Mais parler des qualités de ‘’Douleur et gloire’’ revient nécessairement à parler de l’interprétation d’Antonio Banderas. Si la palme d’or 2019 a été très bien reçu, plusieurs critiques ont regretté qu’Almodovar ne soit pas récompensé. En effet, ‘’seul’’ Banderas fut couronné pour son interprétation. Il est vrai qu’Almodovar aurait mérité un petit quelque chose (un prix de la mise en scène ou carrément le Grand prix). Il est vrai aussi qu’Almodovar a toujours été un très solide directeur d’acteurs et que Banderas lui doit beaucoup. Il n’en demeure pas moins qu’ici c’est bien Banderas qui sublime le film d’Almodovar et non l’inverse.

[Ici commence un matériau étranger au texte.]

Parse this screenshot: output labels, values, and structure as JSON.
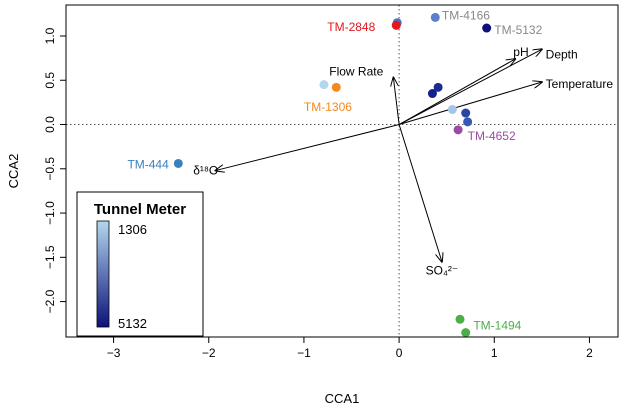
{
  "chart_data": {
    "type": "scatter",
    "title": "",
    "xlabel": "CCA1",
    "ylabel": "CCA2",
    "xlim": [
      -3.5,
      2.3
    ],
    "ylim": [
      -2.4,
      1.35
    ],
    "xticks": [
      -3,
      -2,
      -1,
      0,
      1,
      2
    ],
    "yticks": [
      -2.0,
      -1.5,
      -1.0,
      -0.5,
      0.0,
      0.5,
      1.0
    ],
    "ytick_labels": [
      "−2.0",
      "−1.5",
      "−1.0",
      "−0.5",
      "0.0",
      "0.5",
      "1.0"
    ],
    "xtick_labels": [
      "−3",
      "−2",
      "−1",
      "0",
      "1",
      "2"
    ],
    "reference_lines": {
      "x": 0,
      "y": 0,
      "style": "dotted"
    },
    "points": [
      {
        "x": -0.02,
        "y": 1.15,
        "color": "#4a72c4"
      },
      {
        "x": -0.03,
        "y": 1.12,
        "color": "#e8141c"
      },
      {
        "x": 0.38,
        "y": 1.21,
        "color": "#5b7fce"
      },
      {
        "x": 0.92,
        "y": 1.09,
        "color": "#0d127a"
      },
      {
        "x": -0.79,
        "y": 0.45,
        "color": "#b3d7ef"
      },
      {
        "x": -0.66,
        "y": 0.42,
        "color": "#f28a1e"
      },
      {
        "x": 0.41,
        "y": 0.42,
        "color": "#1c2a94"
      },
      {
        "x": 0.35,
        "y": 0.35,
        "color": "#15208a"
      },
      {
        "x": 0.56,
        "y": 0.17,
        "color": "#a4c4e8"
      },
      {
        "x": 0.7,
        "y": 0.13,
        "color": "#2a45a8"
      },
      {
        "x": 0.72,
        "y": 0.03,
        "color": "#3658b4"
      },
      {
        "x": 0.62,
        "y": -0.06,
        "color": "#9b4aa6"
      },
      {
        "x": -2.32,
        "y": -0.44,
        "color": "#3a7fc0"
      },
      {
        "x": 0.64,
        "y": -2.2,
        "color": "#4cae48"
      },
      {
        "x": 0.7,
        "y": -2.35,
        "color": "#4cae48"
      }
    ],
    "point_labels": [
      {
        "text": "TM-2848",
        "x": -0.25,
        "y": 1.1,
        "anchor": "end",
        "color": "#e8141c"
      },
      {
        "text": "TM-4166",
        "x": 0.45,
        "y": 1.23,
        "anchor": "start",
        "color": "#888888"
      },
      {
        "text": "TM-5132",
        "x": 1.0,
        "y": 1.07,
        "anchor": "start",
        "color": "#888888"
      },
      {
        "text": "TM-1306",
        "x": -1.0,
        "y": 0.2,
        "anchor": "start",
        "color": "#f28a1e"
      },
      {
        "text": "TM-4652",
        "x": 0.72,
        "y": -0.13,
        "anchor": "start",
        "color": "#9b4aa6"
      },
      {
        "text": "TM-444",
        "x": -2.42,
        "y": -0.45,
        "anchor": "end",
        "color": "#3a7fc0"
      },
      {
        "text": "TM-1494",
        "x": 0.78,
        "y": -2.27,
        "anchor": "start",
        "color": "#4cae48"
      }
    ],
    "vectors": [
      {
        "name": "pH",
        "x": 1.22,
        "y": 0.74,
        "label_x": 1.2,
        "label_y": 0.82,
        "anchor": "start"
      },
      {
        "name": "Depth",
        "x": 1.5,
        "y": 0.85,
        "label_x": 1.54,
        "label_y": 0.79,
        "anchor": "start"
      },
      {
        "name": "Temperature",
        "x": 1.5,
        "y": 0.48,
        "label_x": 1.54,
        "label_y": 0.46,
        "anchor": "start"
      },
      {
        "name": "Flow Rate",
        "x": -0.06,
        "y": 0.53,
        "label_x": -0.45,
        "label_y": 0.6,
        "anchor": "middle"
      },
      {
        "name": "δ¹⁸O",
        "x": -1.93,
        "y": -0.52,
        "label_x": -1.9,
        "label_y": -0.52,
        "anchor": "end"
      },
      {
        "name": "SO₄²⁻",
        "x": 0.45,
        "y": -1.55,
        "label_x": 0.45,
        "label_y": -1.65,
        "anchor": "middle"
      }
    ],
    "legend": {
      "title": "Tunnel Meter",
      "placement": "bottom-left",
      "min_label": "1306",
      "max_label": "5132",
      "color_top": "#b3d7ef",
      "color_bottom": "#0d127a"
    }
  }
}
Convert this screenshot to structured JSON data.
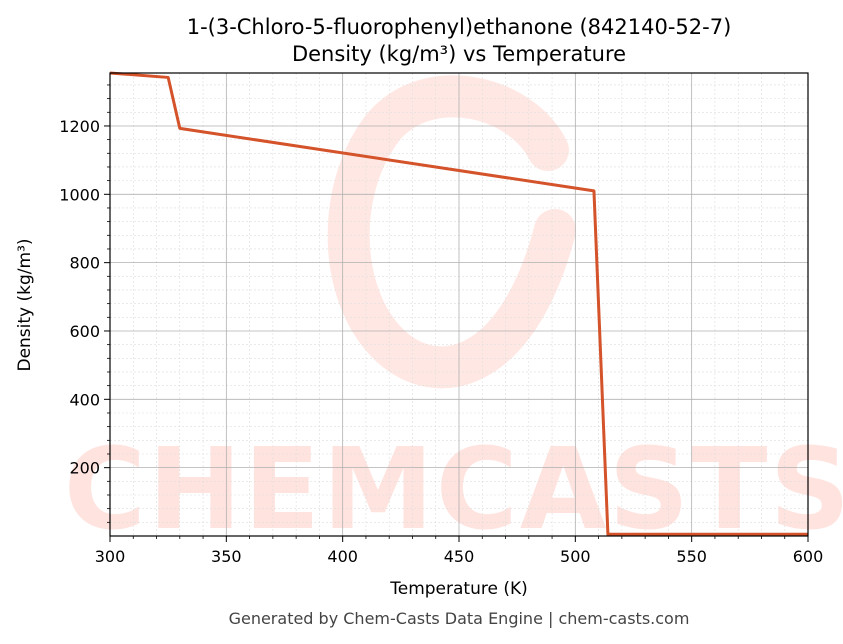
{
  "chart_data": {
    "type": "line",
    "title": "1-(3-Chloro-5-fluorophenyl)ethanone (842140-52-7)",
    "subtitle": "Density (kg/m³) vs Temperature",
    "xlabel": "Temperature (K)",
    "ylabel": "Density (kg/m³)",
    "xlim": [
      300,
      600
    ],
    "ylim": [
      0,
      1355
    ],
    "xticks": [
      300,
      350,
      400,
      450,
      500,
      550,
      600
    ],
    "yticks": [
      200,
      400,
      600,
      800,
      1000,
      1200
    ],
    "grid": true,
    "series": [
      {
        "color": "#d4532a",
        "x": [
          300,
          325,
          330,
          508,
          514,
          600
        ],
        "y": [
          1355,
          1342,
          1193,
          1010,
          5,
          5
        ]
      }
    ]
  },
  "footer": "Generated by Chem-Casts Data Engine | chem-casts.com",
  "watermark": "CHEMCASTS"
}
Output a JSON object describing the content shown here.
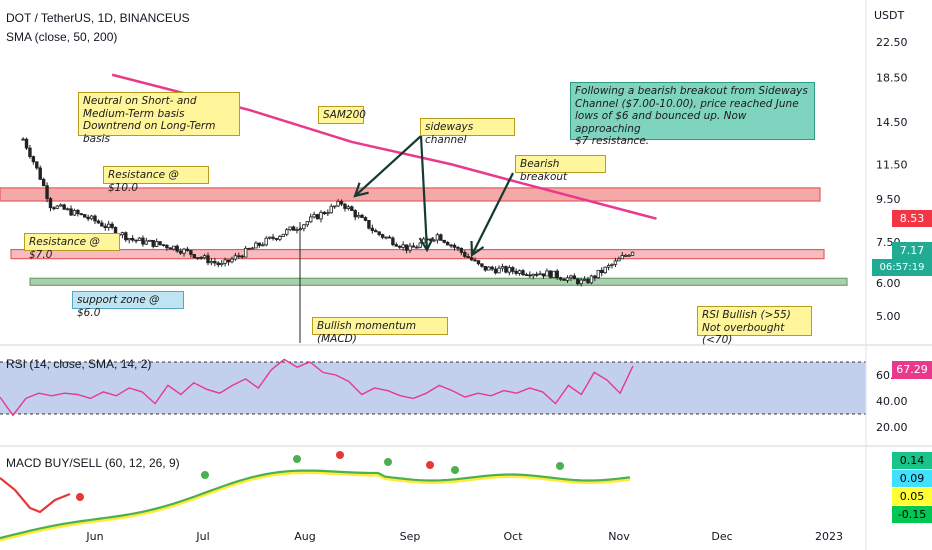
{
  "header": {
    "symbol_line": "DOT / TetherUS, 1D, BINANCEUS",
    "sma_line": "SMA (close, 50, 200)"
  },
  "chart_data": {
    "type": "candlestick",
    "currency_label": "USDT",
    "y_scale": "log",
    "price_ticks": [
      "22.50",
      "18.50",
      "14.50",
      "11.50",
      "9.50",
      "7.50",
      "6.00",
      "5.00"
    ],
    "x_ticks": [
      "Jun",
      "Jul",
      "Aug",
      "Sep",
      "Oct",
      "Nov",
      "Dec",
      "2023"
    ],
    "price_path_approx": [
      [
        13.2,
        "May 11"
      ],
      [
        9.2,
        "May 19"
      ],
      [
        8.5,
        "May 31"
      ],
      [
        7.6,
        "Jun 12"
      ],
      [
        7.3,
        "Jun 24"
      ],
      [
        6.6,
        "Jul 8"
      ],
      [
        7.4,
        "Jul 19"
      ],
      [
        8.3,
        "Aug 1"
      ],
      [
        9.3,
        "Aug 12"
      ],
      [
        7.9,
        "Aug 22"
      ],
      [
        7.2,
        "Sep 1"
      ],
      [
        7.8,
        "Sep 9"
      ],
      [
        6.5,
        "Sep 22"
      ],
      [
        6.3,
        "Oct 12"
      ],
      [
        6.0,
        "Oct 22"
      ],
      [
        6.7,
        "Oct 31"
      ],
      [
        7.17,
        "Nov 5"
      ]
    ],
    "sma200_path_approx": [
      [
        18.8,
        "Jun 6"
      ],
      [
        15.5,
        "Jul 16"
      ],
      [
        13.0,
        "Aug 15"
      ],
      [
        11.5,
        "Sep 13"
      ],
      [
        10.5,
        "Oct 1"
      ],
      [
        8.53,
        "Nov 12"
      ]
    ],
    "horizontal_zones": [
      {
        "label": "Resistance @ $10.0",
        "low": 9.4,
        "high": 10.1,
        "color": "#f28b8b"
      },
      {
        "label": "Resistance @ $7.0",
        "low": 6.85,
        "high": 7.2,
        "color": "#f4a3a8"
      },
      {
        "label": "support zone @ $6.0",
        "low": 5.95,
        "high": 6.15,
        "color": "#8fbf93"
      }
    ],
    "price_tags": [
      {
        "value": "8.53",
        "color": "#f23645"
      },
      {
        "value": "7.17",
        "color": "#22ab94"
      },
      {
        "value": "06:57:19",
        "color": "#22ab94"
      }
    ],
    "annotations": [
      "Neutral on Short- and\nMedium-Term basis\nDowntrend on Long-Term basis",
      "SAM200",
      "sideways channel",
      "Bearish breakout",
      "Following a bearish breakout from Sideways\nChannel ($7.00-10.00), price reached June\nlows of $6 and bounced up. Now approaching\n$7 resistance.",
      "Resistance @ $10.0",
      "Resistance @ $7.0",
      "support zone @ $6.0",
      "Bullish momentum (MACD)",
      "RSI Bullish (>55)\nNot overbought (<70)"
    ],
    "rsi": {
      "title": "RSI (14, close, SMA, 14, 2)",
      "ticks": [
        "60.00",
        "40.00",
        "20.00"
      ],
      "band": [
        30,
        70
      ],
      "current": "67.29",
      "values_approx": [
        43,
        29,
        42,
        46,
        44,
        46,
        45,
        42,
        47,
        44,
        50,
        47,
        38,
        52,
        45,
        54,
        49,
        46,
        52,
        57,
        50,
        64,
        72,
        66,
        70,
        62,
        60,
        55,
        45,
        50,
        48,
        44,
        42,
        46,
        52,
        48,
        43,
        46,
        44,
        48,
        46,
        50,
        47,
        38,
        52,
        45,
        62,
        56,
        46,
        67
      ]
    },
    "macd": {
      "title": "MACD BUY/SELL (60, 12, 26, 9)",
      "values": [
        "0.14",
        "0.09",
        "0.05",
        "-0.15"
      ]
    }
  },
  "colors": {
    "up": "#26a69a",
    "down": "#ef5350",
    "candle": "#222222",
    "sma200": "#e8398d",
    "rsi_line": "#e8398d",
    "rsi_fill": "#b7c7ea",
    "arrow": "#163a33"
  }
}
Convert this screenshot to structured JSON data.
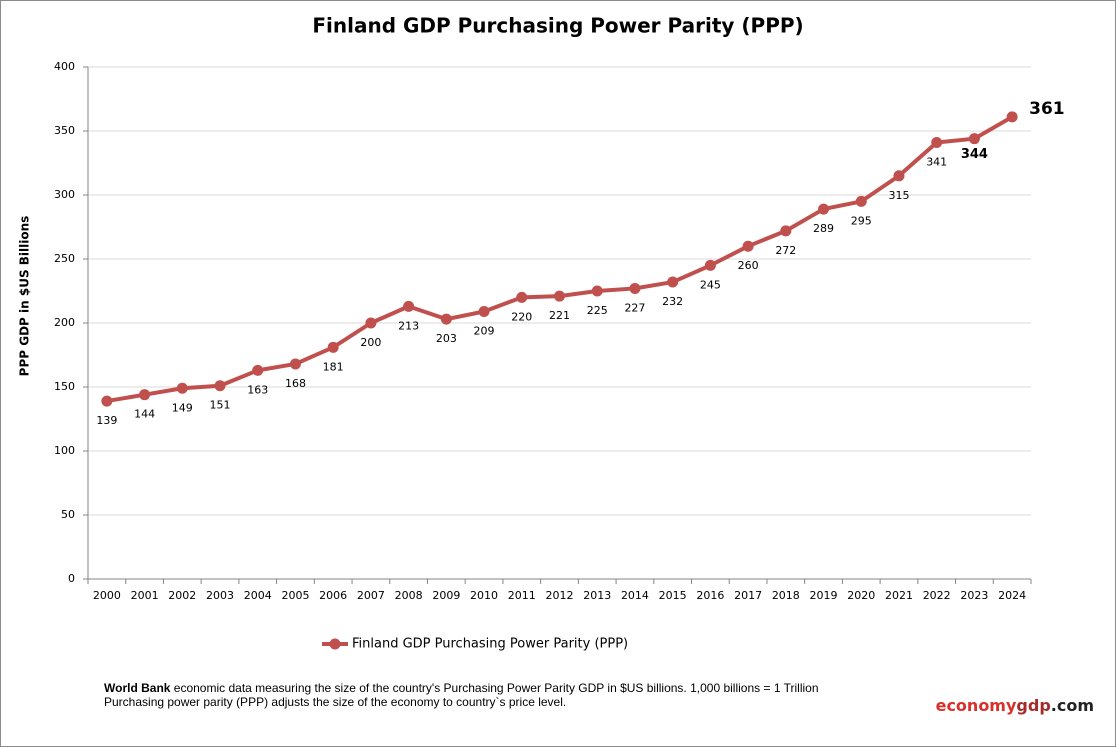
{
  "chart_data": {
    "type": "line",
    "title": "Finland GDP Purchasing Power Parity (PPP)",
    "y_label": "PPP GDP in $US Billions",
    "categories": [
      "2000",
      "2001",
      "2002",
      "2003",
      "2004",
      "2005",
      "2006",
      "2007",
      "2008",
      "2009",
      "2010",
      "2011",
      "2012",
      "2013",
      "2014",
      "2015",
      "2016",
      "2017",
      "2018",
      "2019",
      "2020",
      "2021",
      "2022",
      "2023",
      "2024"
    ],
    "series": [
      {
        "name": "Finland GDP Purchasing Power Parity (PPP)",
        "color": "#c0504d",
        "values": [
          139,
          144,
          149,
          151,
          163,
          168,
          181,
          200,
          213,
          203,
          209,
          220,
          221,
          225,
          227,
          232,
          245,
          260,
          272,
          289,
          295,
          315,
          341,
          344,
          361
        ]
      }
    ],
    "ylim": [
      0,
      400
    ],
    "yticks": [
      0,
      50,
      100,
      150,
      200,
      250,
      300,
      350,
      400
    ],
    "grid": true,
    "legend": "bottom"
  },
  "footer": {
    "source": "World Bank",
    "line1": " economic data  measuring the size of the country's Purchasing Power Parity GDP in $US billions. 1,000 billions = 1 Trillion",
    "line2": "Purchasing power parity (PPP) adjusts the size of the economy to country`s price level.",
    "brand": [
      "economy",
      "gdp",
      ".com"
    ]
  }
}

On peut aller plus loin en disant qu’à l’instar d’un Fellini qui était sublimé par son double Mastroianni, Almodovar est sublimé par son double Banderas. Il se dégage de la beauté vieillissante de Banderas une noblesse de jeu vibrante qui fascine. Et n’en déplaise aux fans absolus du film (et il y en a de plus en plus), il ne fait aucun doute que l’accumulation de pathos dans ‘’Douleur et gloire’’ aurait paru plus artificiel sans la présence de Banderas. Le prix d’interprétation masculine est donc mérité. Il est par ailleurs logique qu’Almodovar n’ait pas la Palme vu que son film n’est pas vraiment politique, élément inhérent à une Palme d’or.
Peut-être un peu trop doloriste pour convaincre tout à fait, ‘’Douleur et gloire’’ est l’un des films les plus introspectifs de Pedro Almodovar. Brillant et sobre (sur l’échelle d’Almodovar), le film parvient à nous conquérir grâce à la belle interprétation d’Antonio Banderas. Ce dernier, blessé est celui qui arrive à nous transmettre toute la douleur de son personnage, plus que l'écriture d'Almodovar en elle-même.